American Indian Movement (AIM) leader
Clyde Bellecourt has threatened to organize mass civil disobedience
to stop the Nov. 2 game, if Washington comes here with the Redskins
name and logo. Bellecourt, who is the director of the National
Coalition on Racism in Sports and Media, also has threatened to sue
the University of Minnesota if the Washington franchise doesn’t
tone it down. The coalition organized a large march to the Metrodome
last November, when Washington visited Minneapolis for a
nationally-broadcast Thursday Night Football game.
For their part, U of M officials say
they have no control over what the Vikings do in the leased stadium;
but they have requested that Washington wear throwback jerseys that
don’t feature the team name or logo, for the Nov. 2 game with the
Vikings. The university also has asked that public address announcers
not utter the word “Redskins,” and that the epithet not appear on
the scoreboard or program guide for the game. Likewise, the U of M
does not want Washington selling jerseys and souvenirs with the
demeaning name and logo at the Bank.
Katrice Albert, the college’s vice
president in the office of equity and diversity, has stated that
Vikings officials have been receptive to the U of M requests,
according to news reports.
Mount Polley and Minnesota
As a final environmental impact
statement is being prepared for the proposed PolyMet copper-nickel
mine in northeastern Minnesota, a major waste spill occurred at the
Mount Polley sulfide mine in central British Columbia.

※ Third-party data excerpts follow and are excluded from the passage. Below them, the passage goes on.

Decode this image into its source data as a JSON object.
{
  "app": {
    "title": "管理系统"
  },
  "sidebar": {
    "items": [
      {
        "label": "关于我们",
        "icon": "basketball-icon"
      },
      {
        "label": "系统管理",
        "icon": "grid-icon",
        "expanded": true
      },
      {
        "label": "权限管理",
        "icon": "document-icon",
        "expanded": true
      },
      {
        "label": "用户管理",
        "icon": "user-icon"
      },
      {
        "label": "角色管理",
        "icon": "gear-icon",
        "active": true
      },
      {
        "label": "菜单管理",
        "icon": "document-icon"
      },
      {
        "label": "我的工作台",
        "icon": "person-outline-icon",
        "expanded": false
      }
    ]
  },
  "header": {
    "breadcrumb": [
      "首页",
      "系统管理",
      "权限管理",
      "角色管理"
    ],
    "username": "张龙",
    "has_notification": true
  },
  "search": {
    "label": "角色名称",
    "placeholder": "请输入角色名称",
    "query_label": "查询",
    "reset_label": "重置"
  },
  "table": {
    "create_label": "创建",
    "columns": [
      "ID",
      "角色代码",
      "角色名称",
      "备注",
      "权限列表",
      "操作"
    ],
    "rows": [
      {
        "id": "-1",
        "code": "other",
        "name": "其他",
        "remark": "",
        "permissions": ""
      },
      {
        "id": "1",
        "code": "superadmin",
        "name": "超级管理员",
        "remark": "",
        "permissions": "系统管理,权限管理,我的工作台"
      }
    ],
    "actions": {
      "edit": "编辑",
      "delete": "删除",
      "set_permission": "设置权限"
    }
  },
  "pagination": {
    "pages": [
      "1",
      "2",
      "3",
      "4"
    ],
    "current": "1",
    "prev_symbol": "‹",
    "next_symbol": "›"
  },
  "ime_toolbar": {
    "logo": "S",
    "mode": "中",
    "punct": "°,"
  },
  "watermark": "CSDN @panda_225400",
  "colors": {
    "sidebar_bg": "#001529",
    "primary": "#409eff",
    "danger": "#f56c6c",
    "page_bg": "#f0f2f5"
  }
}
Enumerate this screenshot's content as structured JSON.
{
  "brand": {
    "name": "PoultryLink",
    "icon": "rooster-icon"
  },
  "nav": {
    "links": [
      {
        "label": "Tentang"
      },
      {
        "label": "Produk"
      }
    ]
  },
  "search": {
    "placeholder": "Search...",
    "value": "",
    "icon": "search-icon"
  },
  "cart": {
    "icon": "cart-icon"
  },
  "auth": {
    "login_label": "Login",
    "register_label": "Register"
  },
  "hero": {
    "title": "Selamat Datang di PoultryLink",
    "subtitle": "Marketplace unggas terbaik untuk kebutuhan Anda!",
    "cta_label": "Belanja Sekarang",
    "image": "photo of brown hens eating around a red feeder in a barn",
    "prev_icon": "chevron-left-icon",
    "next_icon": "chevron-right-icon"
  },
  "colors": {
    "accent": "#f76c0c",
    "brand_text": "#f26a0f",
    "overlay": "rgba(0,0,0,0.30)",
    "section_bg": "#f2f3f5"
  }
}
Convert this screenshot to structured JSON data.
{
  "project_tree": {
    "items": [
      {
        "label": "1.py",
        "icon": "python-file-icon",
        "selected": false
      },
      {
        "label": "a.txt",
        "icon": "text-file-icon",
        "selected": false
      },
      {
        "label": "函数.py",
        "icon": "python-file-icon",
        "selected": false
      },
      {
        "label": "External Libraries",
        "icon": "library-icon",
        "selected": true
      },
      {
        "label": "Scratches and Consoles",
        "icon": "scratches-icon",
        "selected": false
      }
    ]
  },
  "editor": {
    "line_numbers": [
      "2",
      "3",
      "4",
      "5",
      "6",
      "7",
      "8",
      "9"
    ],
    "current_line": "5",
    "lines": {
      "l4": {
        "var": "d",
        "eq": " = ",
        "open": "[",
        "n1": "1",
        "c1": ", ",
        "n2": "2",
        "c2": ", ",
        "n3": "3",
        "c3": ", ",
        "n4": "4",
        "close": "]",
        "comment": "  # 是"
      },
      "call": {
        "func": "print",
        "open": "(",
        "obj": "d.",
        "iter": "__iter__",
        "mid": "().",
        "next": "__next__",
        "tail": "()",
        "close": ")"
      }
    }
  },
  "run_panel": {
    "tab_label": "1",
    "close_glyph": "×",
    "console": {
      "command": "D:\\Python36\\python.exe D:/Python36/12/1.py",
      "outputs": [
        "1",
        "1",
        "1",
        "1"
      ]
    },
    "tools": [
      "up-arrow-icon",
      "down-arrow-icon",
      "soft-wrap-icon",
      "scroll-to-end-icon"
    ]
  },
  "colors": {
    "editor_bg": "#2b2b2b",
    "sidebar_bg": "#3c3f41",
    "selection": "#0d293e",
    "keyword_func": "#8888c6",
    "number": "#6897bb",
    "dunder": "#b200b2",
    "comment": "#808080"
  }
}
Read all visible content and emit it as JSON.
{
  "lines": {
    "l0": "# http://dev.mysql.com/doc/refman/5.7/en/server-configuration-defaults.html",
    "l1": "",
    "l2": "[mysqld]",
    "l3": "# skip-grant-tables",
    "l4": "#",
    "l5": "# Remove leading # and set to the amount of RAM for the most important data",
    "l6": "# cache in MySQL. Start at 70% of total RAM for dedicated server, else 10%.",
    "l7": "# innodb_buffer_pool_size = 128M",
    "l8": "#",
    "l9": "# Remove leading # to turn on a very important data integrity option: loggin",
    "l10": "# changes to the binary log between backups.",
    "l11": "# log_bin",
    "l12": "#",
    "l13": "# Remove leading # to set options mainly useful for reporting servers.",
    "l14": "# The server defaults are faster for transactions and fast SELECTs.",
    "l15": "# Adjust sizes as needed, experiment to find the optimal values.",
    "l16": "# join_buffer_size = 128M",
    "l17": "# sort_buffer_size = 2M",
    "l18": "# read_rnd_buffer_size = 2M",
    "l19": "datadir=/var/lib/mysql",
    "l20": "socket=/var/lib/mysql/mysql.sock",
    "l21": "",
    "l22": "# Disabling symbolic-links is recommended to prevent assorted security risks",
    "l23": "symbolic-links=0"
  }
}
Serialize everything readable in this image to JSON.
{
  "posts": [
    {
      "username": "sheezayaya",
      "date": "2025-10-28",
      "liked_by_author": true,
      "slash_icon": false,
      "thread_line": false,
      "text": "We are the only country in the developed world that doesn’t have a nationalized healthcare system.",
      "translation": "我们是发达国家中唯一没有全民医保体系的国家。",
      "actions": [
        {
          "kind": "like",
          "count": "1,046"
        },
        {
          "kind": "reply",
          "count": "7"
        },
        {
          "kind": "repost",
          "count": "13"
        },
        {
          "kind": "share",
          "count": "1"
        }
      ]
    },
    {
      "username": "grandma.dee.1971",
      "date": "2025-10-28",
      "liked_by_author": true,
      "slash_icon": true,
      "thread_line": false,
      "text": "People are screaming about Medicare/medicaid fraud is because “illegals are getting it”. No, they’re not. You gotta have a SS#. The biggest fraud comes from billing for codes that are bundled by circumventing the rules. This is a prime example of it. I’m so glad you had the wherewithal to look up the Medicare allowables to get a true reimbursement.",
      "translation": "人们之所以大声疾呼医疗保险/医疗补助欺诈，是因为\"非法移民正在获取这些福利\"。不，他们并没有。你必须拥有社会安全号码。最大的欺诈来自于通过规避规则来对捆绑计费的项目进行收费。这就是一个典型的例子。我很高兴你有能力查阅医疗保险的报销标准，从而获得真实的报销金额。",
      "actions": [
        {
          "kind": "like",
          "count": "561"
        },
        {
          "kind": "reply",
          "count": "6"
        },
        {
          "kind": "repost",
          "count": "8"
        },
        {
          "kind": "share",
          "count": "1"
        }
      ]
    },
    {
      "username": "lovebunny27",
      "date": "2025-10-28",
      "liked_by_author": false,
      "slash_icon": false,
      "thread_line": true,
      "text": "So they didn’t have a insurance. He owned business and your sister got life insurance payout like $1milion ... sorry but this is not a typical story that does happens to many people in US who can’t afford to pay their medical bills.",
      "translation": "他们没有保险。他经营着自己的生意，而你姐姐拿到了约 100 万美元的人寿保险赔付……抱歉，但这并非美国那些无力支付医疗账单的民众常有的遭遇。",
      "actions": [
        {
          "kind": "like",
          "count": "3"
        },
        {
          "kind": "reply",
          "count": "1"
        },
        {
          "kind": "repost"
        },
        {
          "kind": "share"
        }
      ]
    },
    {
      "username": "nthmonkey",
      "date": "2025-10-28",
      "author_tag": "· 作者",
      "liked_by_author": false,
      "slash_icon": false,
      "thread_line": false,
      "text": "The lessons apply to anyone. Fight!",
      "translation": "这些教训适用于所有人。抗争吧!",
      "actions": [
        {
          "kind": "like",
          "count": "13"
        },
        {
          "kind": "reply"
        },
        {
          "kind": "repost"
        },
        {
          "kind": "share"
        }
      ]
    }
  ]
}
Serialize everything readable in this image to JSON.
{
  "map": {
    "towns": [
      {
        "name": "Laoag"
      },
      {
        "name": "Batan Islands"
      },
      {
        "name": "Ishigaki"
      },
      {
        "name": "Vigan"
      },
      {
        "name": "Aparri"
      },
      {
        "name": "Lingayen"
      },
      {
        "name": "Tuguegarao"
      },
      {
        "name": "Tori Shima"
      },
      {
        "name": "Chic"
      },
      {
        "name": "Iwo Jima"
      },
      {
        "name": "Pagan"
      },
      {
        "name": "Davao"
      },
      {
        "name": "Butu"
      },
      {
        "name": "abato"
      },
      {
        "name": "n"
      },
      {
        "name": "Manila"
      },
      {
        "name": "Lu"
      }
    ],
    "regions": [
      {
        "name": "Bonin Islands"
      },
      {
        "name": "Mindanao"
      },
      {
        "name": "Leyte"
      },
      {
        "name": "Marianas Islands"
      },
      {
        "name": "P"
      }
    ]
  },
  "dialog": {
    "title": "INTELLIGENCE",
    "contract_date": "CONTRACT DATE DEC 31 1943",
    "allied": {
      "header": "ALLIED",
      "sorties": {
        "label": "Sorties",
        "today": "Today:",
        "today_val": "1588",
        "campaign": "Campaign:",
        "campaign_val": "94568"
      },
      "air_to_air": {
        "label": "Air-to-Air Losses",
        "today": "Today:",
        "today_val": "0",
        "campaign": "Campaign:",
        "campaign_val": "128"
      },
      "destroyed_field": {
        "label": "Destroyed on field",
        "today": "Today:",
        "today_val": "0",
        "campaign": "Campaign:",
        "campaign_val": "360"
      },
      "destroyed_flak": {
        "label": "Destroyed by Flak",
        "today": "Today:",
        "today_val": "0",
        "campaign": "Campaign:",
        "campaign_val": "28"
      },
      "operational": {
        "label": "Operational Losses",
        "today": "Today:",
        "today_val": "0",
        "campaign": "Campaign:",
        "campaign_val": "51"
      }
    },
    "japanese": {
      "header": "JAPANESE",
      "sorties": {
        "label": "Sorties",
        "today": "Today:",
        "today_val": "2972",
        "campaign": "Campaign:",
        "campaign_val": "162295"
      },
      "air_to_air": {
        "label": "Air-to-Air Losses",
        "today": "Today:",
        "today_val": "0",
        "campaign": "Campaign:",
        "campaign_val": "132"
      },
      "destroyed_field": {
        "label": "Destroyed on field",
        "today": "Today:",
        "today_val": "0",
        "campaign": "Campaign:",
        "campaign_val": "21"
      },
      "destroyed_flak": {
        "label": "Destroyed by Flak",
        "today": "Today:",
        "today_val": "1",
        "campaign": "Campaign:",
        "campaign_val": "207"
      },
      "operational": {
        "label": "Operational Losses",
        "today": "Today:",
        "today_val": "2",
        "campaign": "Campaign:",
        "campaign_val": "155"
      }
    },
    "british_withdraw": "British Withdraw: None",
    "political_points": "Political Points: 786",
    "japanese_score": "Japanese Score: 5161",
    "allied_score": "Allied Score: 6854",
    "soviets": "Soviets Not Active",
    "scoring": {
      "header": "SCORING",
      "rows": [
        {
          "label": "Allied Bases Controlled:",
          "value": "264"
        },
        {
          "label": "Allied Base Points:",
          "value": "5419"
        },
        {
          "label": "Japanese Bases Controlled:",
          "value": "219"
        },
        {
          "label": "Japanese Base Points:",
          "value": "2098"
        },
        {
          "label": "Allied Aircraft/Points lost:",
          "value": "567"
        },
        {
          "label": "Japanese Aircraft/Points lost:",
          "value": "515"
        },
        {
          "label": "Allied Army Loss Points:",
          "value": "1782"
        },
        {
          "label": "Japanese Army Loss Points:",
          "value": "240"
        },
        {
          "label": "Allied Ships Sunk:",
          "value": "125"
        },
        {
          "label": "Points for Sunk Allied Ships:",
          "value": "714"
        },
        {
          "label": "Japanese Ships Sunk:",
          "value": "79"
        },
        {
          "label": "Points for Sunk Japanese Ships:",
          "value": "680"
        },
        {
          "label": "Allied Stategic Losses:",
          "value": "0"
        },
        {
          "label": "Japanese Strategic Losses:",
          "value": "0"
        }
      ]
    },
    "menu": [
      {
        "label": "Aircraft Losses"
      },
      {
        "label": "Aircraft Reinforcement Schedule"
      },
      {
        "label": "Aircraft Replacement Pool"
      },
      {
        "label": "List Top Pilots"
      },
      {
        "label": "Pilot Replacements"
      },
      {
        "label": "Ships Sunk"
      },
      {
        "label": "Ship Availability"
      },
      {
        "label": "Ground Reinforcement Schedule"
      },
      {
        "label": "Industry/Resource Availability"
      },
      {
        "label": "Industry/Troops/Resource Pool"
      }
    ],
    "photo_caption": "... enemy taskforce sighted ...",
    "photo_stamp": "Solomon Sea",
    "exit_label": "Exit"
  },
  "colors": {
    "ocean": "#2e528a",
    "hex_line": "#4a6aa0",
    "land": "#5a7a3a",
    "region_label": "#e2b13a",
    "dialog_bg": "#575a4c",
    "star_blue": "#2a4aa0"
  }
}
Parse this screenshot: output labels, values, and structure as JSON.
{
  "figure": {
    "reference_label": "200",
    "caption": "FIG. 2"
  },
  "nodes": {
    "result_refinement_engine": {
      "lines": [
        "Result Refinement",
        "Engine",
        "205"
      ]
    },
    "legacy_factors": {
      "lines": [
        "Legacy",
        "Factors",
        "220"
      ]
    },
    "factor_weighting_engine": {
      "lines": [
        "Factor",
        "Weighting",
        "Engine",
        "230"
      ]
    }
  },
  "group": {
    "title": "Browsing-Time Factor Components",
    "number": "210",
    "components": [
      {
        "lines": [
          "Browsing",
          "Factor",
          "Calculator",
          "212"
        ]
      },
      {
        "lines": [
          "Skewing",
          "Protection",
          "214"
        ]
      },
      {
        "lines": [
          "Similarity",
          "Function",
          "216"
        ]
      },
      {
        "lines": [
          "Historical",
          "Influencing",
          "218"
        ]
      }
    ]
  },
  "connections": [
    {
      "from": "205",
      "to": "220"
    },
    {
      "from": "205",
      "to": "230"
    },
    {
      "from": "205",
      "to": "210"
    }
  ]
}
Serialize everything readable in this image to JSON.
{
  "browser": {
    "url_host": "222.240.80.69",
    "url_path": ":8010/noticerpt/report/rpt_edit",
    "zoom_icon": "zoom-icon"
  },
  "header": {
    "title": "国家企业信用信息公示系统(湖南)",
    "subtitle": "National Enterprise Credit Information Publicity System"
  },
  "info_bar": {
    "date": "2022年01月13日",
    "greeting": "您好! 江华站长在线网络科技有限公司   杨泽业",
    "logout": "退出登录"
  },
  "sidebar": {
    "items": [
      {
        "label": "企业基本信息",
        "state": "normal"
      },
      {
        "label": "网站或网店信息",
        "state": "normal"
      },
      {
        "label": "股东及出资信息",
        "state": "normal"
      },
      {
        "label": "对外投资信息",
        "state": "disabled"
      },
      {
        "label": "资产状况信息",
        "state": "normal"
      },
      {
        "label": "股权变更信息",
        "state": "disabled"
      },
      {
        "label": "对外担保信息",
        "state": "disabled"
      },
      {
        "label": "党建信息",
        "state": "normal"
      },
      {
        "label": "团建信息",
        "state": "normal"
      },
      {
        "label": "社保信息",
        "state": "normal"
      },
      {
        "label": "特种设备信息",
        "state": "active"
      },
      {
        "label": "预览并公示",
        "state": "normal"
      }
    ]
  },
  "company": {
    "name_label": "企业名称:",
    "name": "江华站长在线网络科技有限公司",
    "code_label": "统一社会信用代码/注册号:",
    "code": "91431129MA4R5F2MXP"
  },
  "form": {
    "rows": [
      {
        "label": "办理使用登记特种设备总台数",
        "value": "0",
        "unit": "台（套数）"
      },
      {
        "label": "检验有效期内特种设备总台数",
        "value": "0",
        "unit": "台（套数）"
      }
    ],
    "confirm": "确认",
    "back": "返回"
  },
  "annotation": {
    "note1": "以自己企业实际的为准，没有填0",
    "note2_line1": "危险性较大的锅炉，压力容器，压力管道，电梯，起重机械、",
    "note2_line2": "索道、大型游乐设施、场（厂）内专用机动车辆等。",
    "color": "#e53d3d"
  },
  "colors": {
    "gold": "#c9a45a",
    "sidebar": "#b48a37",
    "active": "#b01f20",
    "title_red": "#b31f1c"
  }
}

In early August, a tailing pond
containment was breached, and 10 million cubic meters of contaminated
mine waste water spilled into Hazeltine Creek. News reports out of
the province dubbed this the “worst environmental disaster in
British Columbia’s history.” A water ban affected about 300 local
residents in the rural area, where much of economy is based on
tourists flying in to fish.
A CBC report last month said that
waterways affected by the ban had been expanded to include the entire
Quesnel and Cariboo river systems “right up to the salmon-bearing
Fraser River. Authorities are asking people in the region to stop
using water from both rivers.”
There’s a YouTube video which shows
the extent of this major mine waste spill at: bit.ly/sulfide-mess.
Mining Truth, the Minnesota environmental coalition campaigning
against PolyMet’s proposed NorthMet project, stated: “The Mount
Polley mine in British Columbia was a state of the art, modern copper
mine that had been touted as a shining example of how sulfide mining
can co-exist with clean water. Now, the head scientist at Vancouver
Aquarium’s ocean pollution research program says it is ‘virtually
impossible to clean up’ the mess left behind after this
catastrophe.”
It seems that PolyMet, the Minnesota
Department of Natural Resources, and the other agencies involved in
the NorthMet environmental review should examine how the Mount Polley
spill occurred.
Imperial Metals, the Canadian firm
that owns the Mount Polley mine, assured the public that its Mount
Polley facility develops a “comprehensive environmental monitoring
plan on an annual basis. This plan includes surface and groundwater
quality monitoring, lake profiling and sampling, dust fall
collection, biological monitoring, and wildlife monitoring.” The
mining firm’s website also features come claptrap about its
involvement in the “Toward Sustainable Mining (TSM)” program,
with its “globally recognized environmental practices, and a
commitment to the safety and health of employees and surrounding
communities.”
The Mount Polley disaster is a graphic
illustration of the potential dangers of copper-nickel mining. We
can’t say that we haven’t been warned.